3F 2 Chlamydia Trachomatis and Neisseria Gonorrhoea Point-of-Care Testing in the UK: Is This a Necessary Venture or an Impractical Folly?

Wednesday, June 11, 2014: 10:55 AM
Pine
Lindsay Atkinson, ., Faculty of Medicine, University of Southampton, Southampton, United Kingdom, Dayan Vijeratnam, BM, MRCP, DipGUM, Department of Sexual Health, St Mary's Hospital Portsmouth, UK, Portsmouth, United Kingdom and Raj Patel, FRCP, Senior Lecturer University of Southampton, Department of Sexual Health, Royal South Hants Hospital, Southampton, United Kingdom

Background:  UK STI clinics routinely use Chlamydia trachomatis (CT) and Neisseria gonorrhoea (GC) nucleic acid amplification tests (NAAT), with results available within two to seven days suggesting there may be potential for CT and GC point of care tests (POCT). Studies have shown the sensitivity and specificity of the CT POCT to be above 90% and a result can be produced in 30 minutes. The study assessed the time service-users were prepared to wait in clinic for a CT/GC POCT result and analysed the impact a POCT would have on preventing loss to follow-up and subsequent re-presentations.

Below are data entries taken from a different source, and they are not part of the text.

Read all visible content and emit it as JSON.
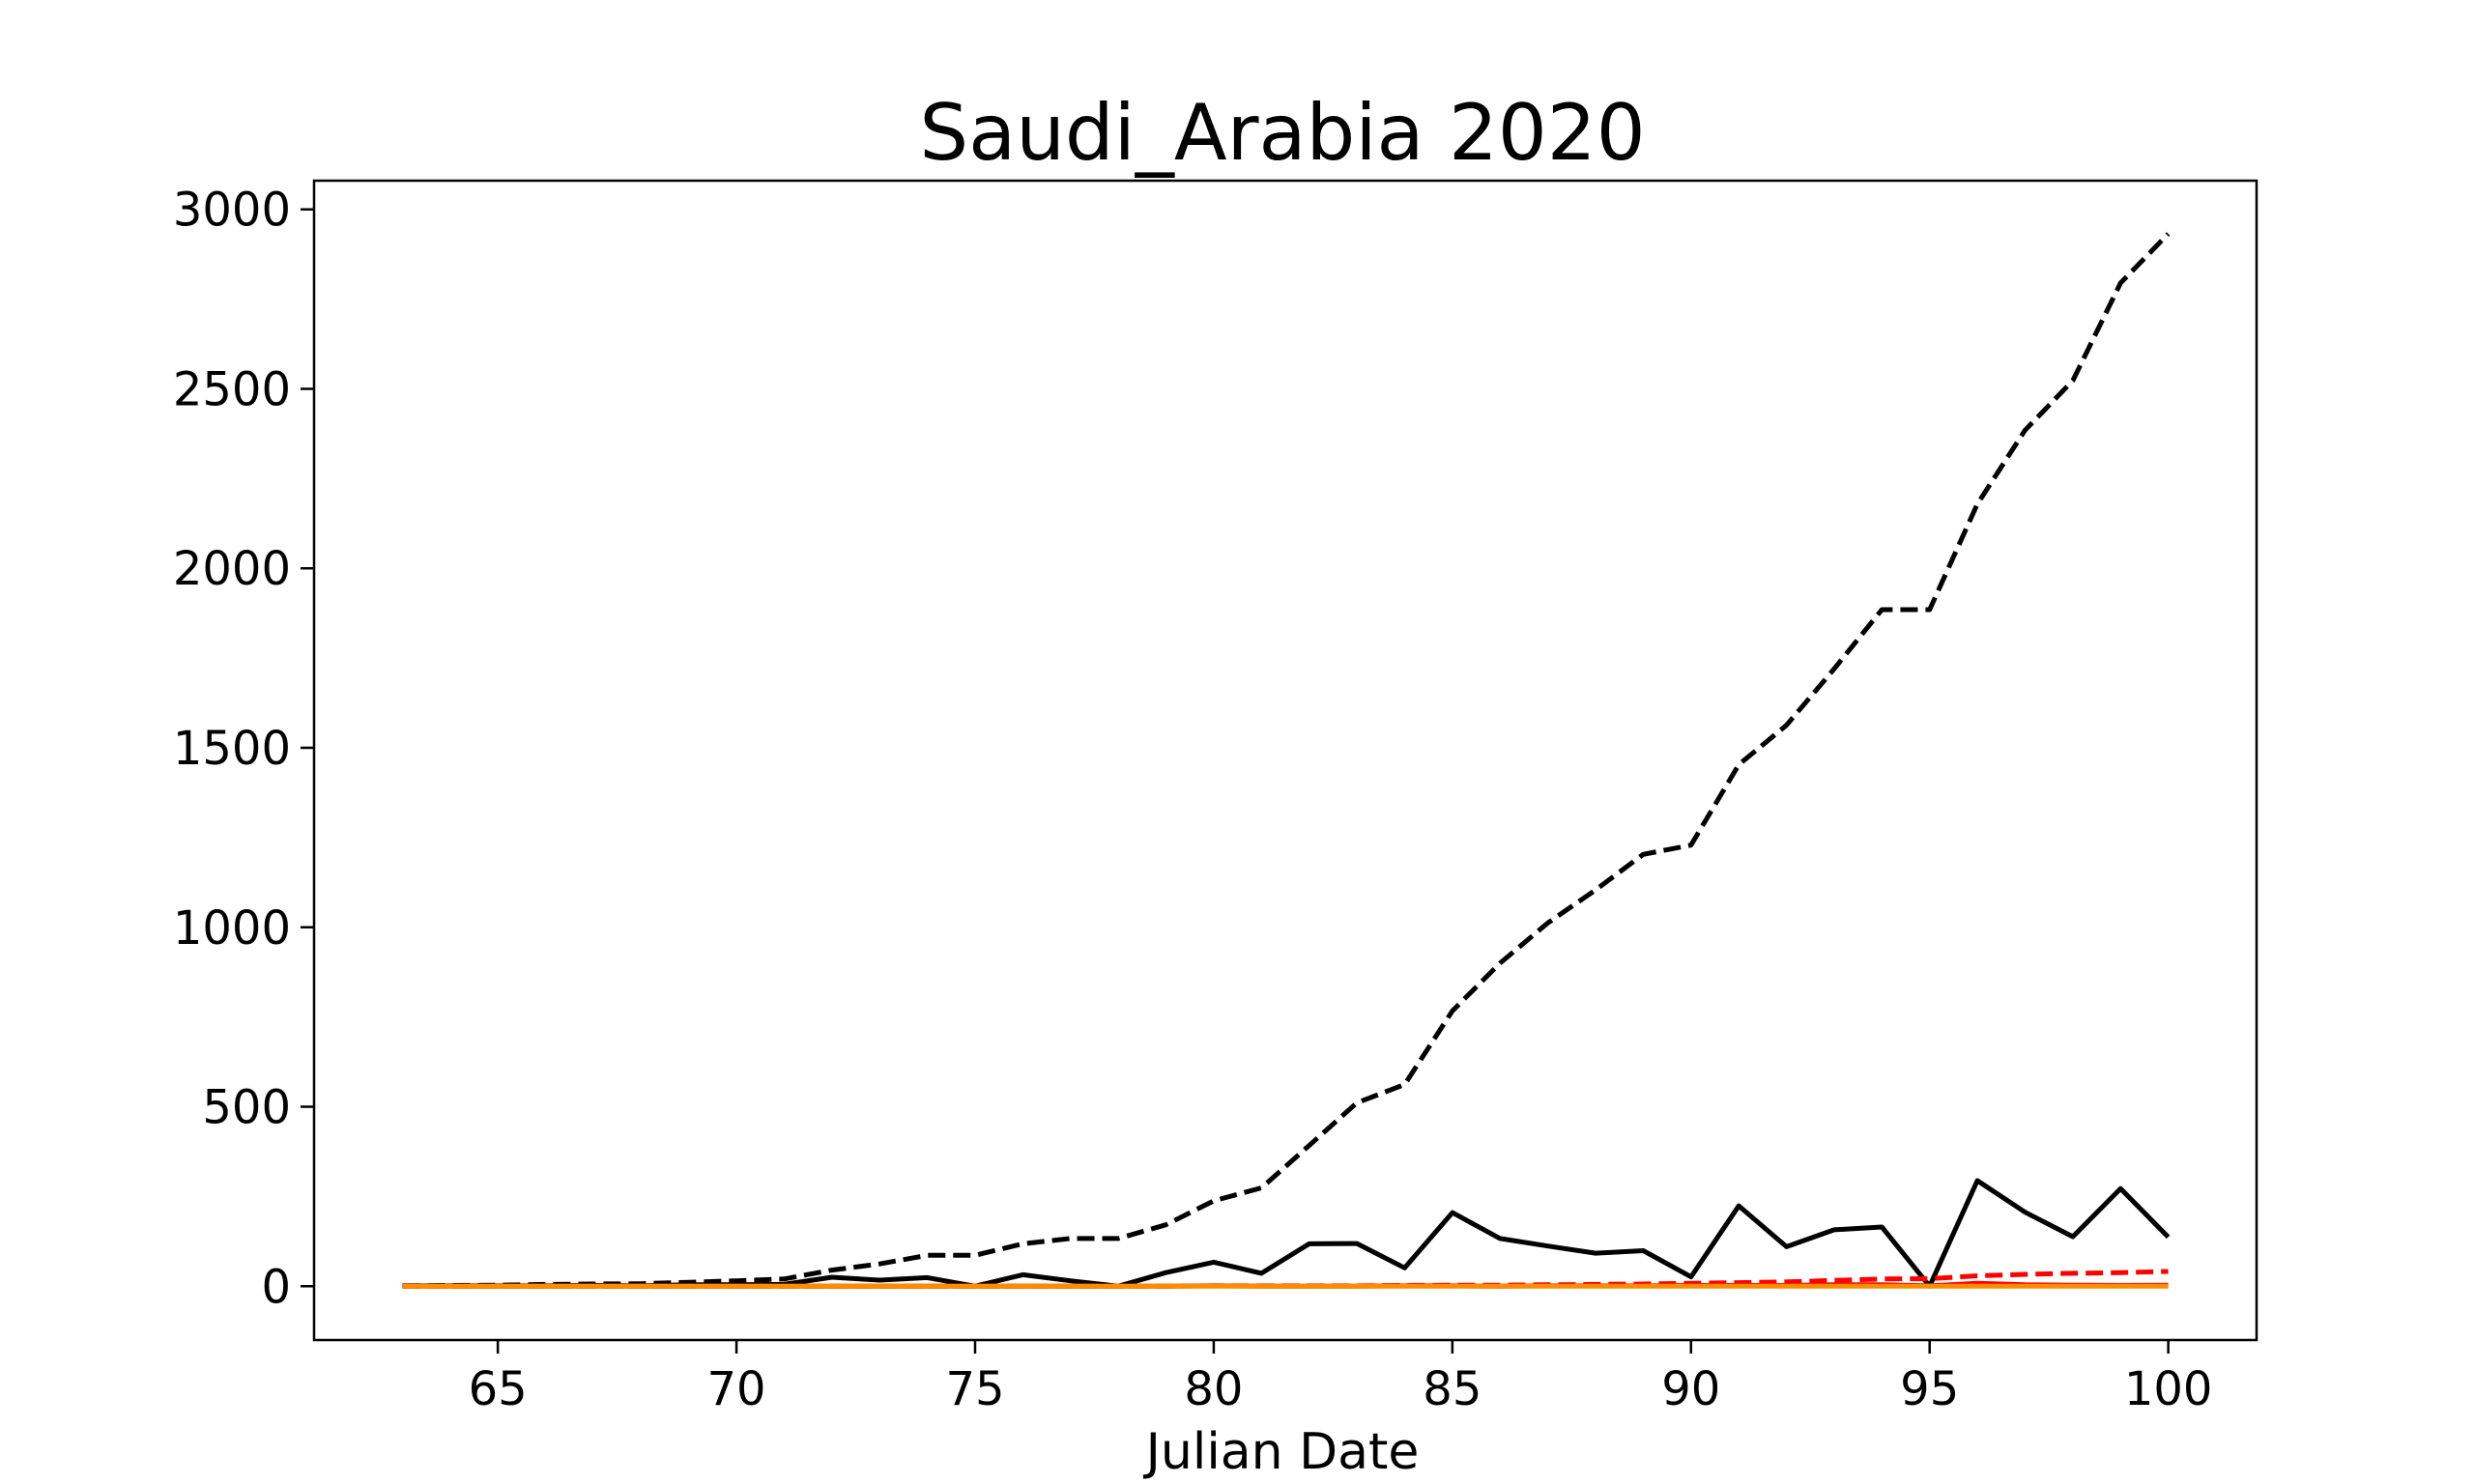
{
  "chart_data": {
    "type": "line",
    "title": "Saudi_Arabia 2020",
    "xlabel": "Julian Date",
    "ylabel": "",
    "xlim": [
      61.15,
      101.85
    ],
    "ylim": [
      -150,
      3080
    ],
    "xticks": [
      65,
      70,
      75,
      80,
      85,
      90,
      95,
      100
    ],
    "yticks": [
      0,
      500,
      1000,
      1500,
      2000,
      2500,
      3000
    ],
    "grid": false,
    "legend": "none",
    "x": [
      63,
      64,
      65,
      66,
      67,
      68,
      69,
      70,
      71,
      72,
      73,
      74,
      75,
      76,
      77,
      78,
      79,
      80,
      81,
      82,
      83,
      84,
      85,
      86,
      87,
      88,
      89,
      90,
      91,
      92,
      93,
      94,
      95,
      96,
      97,
      98,
      99,
      100
    ],
    "series": [
      {
        "color": "#000000",
        "dash": "dashed",
        "values": [
          1,
          2,
          3,
          5,
          6,
          7,
          11,
          15,
          20,
          45,
          62,
          86,
          86,
          118,
          133,
          133,
          171,
          238,
          274,
          392,
          511,
          562,
          767,
          900,
          1012,
          1104,
          1203,
          1229,
          1453,
          1563,
          1720,
          1885,
          1885,
          2179,
          2385,
          2523,
          2795,
          2932
        ]
      },
      {
        "color": "#000000",
        "dash": "solid",
        "values": [
          1,
          1,
          1,
          1,
          2,
          1,
          4,
          4,
          5,
          25,
          17,
          24,
          0,
          32,
          15,
          0,
          38,
          67,
          36,
          118,
          119,
          51,
          205,
          133,
          112,
          92,
          99,
          26,
          224,
          110,
          157,
          165,
          0,
          294,
          206,
          138,
          272,
          137
        ]
      },
      {
        "color": "#ff0000",
        "dash": "dashed",
        "values": [
          0,
          0,
          0,
          0,
          0,
          0,
          0,
          0,
          0,
          0,
          0,
          0,
          0,
          0,
          0,
          0,
          0,
          1,
          1,
          1,
          1,
          2,
          3,
          3,
          4,
          5,
          6,
          8,
          10,
          12,
          16,
          20,
          21,
          29,
          33,
          36,
          38,
          41
        ]
      },
      {
        "color": "#ff0000",
        "dash": "solid",
        "values": [
          0,
          0,
          0,
          0,
          0,
          0,
          0,
          0,
          0,
          0,
          0,
          0,
          0,
          0,
          0,
          0,
          0,
          1,
          0,
          0,
          0,
          1,
          1,
          0,
          1,
          1,
          1,
          2,
          2,
          2,
          4,
          4,
          1,
          8,
          4,
          3,
          2,
          3
        ]
      },
      {
        "color": "#ff8c00",
        "dash": "solid",
        "values": [
          0,
          0,
          0,
          0,
          0,
          0,
          0,
          0,
          0,
          0,
          0,
          0,
          0,
          0,
          0,
          0,
          0,
          0,
          0,
          0,
          0,
          0,
          0,
          0,
          0,
          0,
          0,
          0,
          0,
          0,
          0,
          0,
          0,
          0,
          0,
          0,
          0,
          0
        ]
      }
    ]
  }
}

Methods:  1400 patients attending a level 3 sexual health clinic in the UK were recruited and surveyed on the maximum time they were prepared to wait for a result if a CT/GC POCT were available. Subsequent infection rates diagnosed on NAAT and follow-up episodes were reviewed. Chi-squared analysis was used to compare the infection rates among time category groups.

Results: Preliminary results suggest that most patients were not willing to wait for a POCT result in clinic longer than 30 minutes. The majority of individuals with infections were treated and followed up appropriately. All individuals with CT/GC were informed and no individuals were left untreated. Full results will be available at conference.

Conclusions: CT and GC POCT would be of limited benefit if introduced in the UK. The current system in the UK using NAAT and recalling patients with positive results to clinics has a minimal default rate and is well developed. There may be a place for such POCT in outreach settings or healthcare systems where access to STI clinics is limited or final treatment and cure rates are poor with central laboratory testing.